Unravel Me

today's description: wicked good

2008-07-17
yeah...tonight i am thoroughly tired & content after walking around harvard square and having lunch at a noodle bar there. (trivia: did you know the word "wagamama" means "spoiled" in japanese, and that it's the name of a UK based noodle place that opened its 1st US based shop right here in boston?). do you know how refreshing it is to drink a cup of pearl tea from Tealuxe on a hot afternoon here?

so,yes, i am, indeed, writing from what you now already know is one of my very favorite cities. it holds prominent memories from when i was in my teens through my early 20's. sometimes, i genuinely wonder what my life would have been like had i taken up on my acceptance offer to come to harvard for grad school during the late 1990's. but there's no time for what-if's, because it's time to just enjoy.

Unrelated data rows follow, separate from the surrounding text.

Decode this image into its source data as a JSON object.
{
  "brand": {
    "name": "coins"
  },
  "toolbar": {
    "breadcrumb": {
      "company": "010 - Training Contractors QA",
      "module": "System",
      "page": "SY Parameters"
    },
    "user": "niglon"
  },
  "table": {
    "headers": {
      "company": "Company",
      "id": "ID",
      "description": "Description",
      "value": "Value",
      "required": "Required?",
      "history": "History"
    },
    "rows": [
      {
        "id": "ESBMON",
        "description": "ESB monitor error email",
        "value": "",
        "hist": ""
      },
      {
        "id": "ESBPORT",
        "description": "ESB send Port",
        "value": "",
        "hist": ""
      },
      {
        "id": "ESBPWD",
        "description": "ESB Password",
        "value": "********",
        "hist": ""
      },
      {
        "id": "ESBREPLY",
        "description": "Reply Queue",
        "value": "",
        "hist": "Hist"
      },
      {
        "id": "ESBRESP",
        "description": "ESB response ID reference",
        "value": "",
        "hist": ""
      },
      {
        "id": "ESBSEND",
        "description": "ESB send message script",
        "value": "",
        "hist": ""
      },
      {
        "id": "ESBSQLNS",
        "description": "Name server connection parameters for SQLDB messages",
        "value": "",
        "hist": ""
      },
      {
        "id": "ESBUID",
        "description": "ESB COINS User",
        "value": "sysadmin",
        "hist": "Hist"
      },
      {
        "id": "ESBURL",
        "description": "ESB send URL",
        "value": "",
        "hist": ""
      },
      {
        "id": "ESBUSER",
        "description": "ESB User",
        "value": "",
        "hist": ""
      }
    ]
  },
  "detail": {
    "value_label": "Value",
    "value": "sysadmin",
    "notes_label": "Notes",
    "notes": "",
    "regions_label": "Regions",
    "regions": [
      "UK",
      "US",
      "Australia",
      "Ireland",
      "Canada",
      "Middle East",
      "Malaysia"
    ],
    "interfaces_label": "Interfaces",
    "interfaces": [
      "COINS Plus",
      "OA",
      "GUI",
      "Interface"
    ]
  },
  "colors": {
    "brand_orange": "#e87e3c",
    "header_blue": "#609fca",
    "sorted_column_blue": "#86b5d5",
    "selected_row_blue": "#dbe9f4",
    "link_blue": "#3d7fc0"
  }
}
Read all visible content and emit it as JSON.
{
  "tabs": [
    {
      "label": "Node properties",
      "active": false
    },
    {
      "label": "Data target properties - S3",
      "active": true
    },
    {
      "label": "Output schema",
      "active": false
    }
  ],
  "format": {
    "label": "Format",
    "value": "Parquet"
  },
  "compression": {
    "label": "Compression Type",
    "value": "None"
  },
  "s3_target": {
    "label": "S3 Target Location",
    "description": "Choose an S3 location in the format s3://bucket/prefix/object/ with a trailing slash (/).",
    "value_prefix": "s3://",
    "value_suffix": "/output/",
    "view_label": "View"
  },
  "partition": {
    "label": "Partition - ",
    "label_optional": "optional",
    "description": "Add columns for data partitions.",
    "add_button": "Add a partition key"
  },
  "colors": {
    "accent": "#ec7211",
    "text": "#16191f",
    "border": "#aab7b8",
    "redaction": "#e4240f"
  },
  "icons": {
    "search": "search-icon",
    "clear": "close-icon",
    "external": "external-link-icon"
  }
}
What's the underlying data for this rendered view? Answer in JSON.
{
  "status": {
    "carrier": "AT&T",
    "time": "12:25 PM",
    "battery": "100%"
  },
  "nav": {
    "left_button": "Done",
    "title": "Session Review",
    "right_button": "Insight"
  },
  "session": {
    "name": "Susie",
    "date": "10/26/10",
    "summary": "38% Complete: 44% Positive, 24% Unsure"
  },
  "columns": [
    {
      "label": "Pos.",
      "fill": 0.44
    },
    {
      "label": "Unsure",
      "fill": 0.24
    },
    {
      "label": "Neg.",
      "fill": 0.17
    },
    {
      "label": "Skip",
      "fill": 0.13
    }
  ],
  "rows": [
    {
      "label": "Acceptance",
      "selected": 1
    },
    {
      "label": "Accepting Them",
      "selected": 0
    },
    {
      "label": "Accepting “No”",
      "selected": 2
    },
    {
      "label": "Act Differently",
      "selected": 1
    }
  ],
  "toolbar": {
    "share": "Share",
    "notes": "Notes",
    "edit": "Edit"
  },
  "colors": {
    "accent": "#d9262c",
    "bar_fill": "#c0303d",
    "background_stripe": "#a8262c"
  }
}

but i don't need to tell you that boston is special to me tonight, b/c i think i did that the other day! :-) all at once, so many things here are timeless & unchanging, like the architecture (in many areas here), or like how you take the green line T to the Park Street station and then switch to the red line and take the train past MIT/Kendall Square to the Harvard Square T-station. (and even though it's been years, you remember like the back of your hand to take the train bound towards Alewife, and not to Quincy/Braintree). at the Harvard stop, you come up the escalator and see that same ageless news stand. there's the Coop bookstore, and the Au Bon Pain bakery where you can sit and people-watch as you enjoy a chocolate croissant. there's my sister's old college dorm, Dunster House, on the Charles River, with its red dome and clock tower, and the Harvard rowers in their 2, 4, or 8- person shells, sculling down the river under Memorial Bridge. and then there's the real local Boston Irish accent that reminds me of my 1st college roommate, Julie, and makes me smile. that accent is unchanging. (for example: some real long-time locals, several generations removed from their Irish immigrant roots, still pronounce "dorchester" "doahchestah").

and yet, so much has changed. were those lofts and condos there last time?? what about the Lush store? and where did the tower record/music store go?? and is that "Big Dig" highway reconstruction done, for reals?

this is just a quick visit here en route to maine, so it just really feels like there's not enough time--i guess it never is, when you're in any place where really it's worth lingering and taking it all in. hopefully the next time around, i'll be able to see my friends who still live in (or have moved to) boston.

i may have outgrown partying at the Kells like i did in my early 20's, but i'm not too old for boston. no way. i'll be back again--hopefully when the red sox are playing a home game, 'cuz wouldn't that be neat? yes.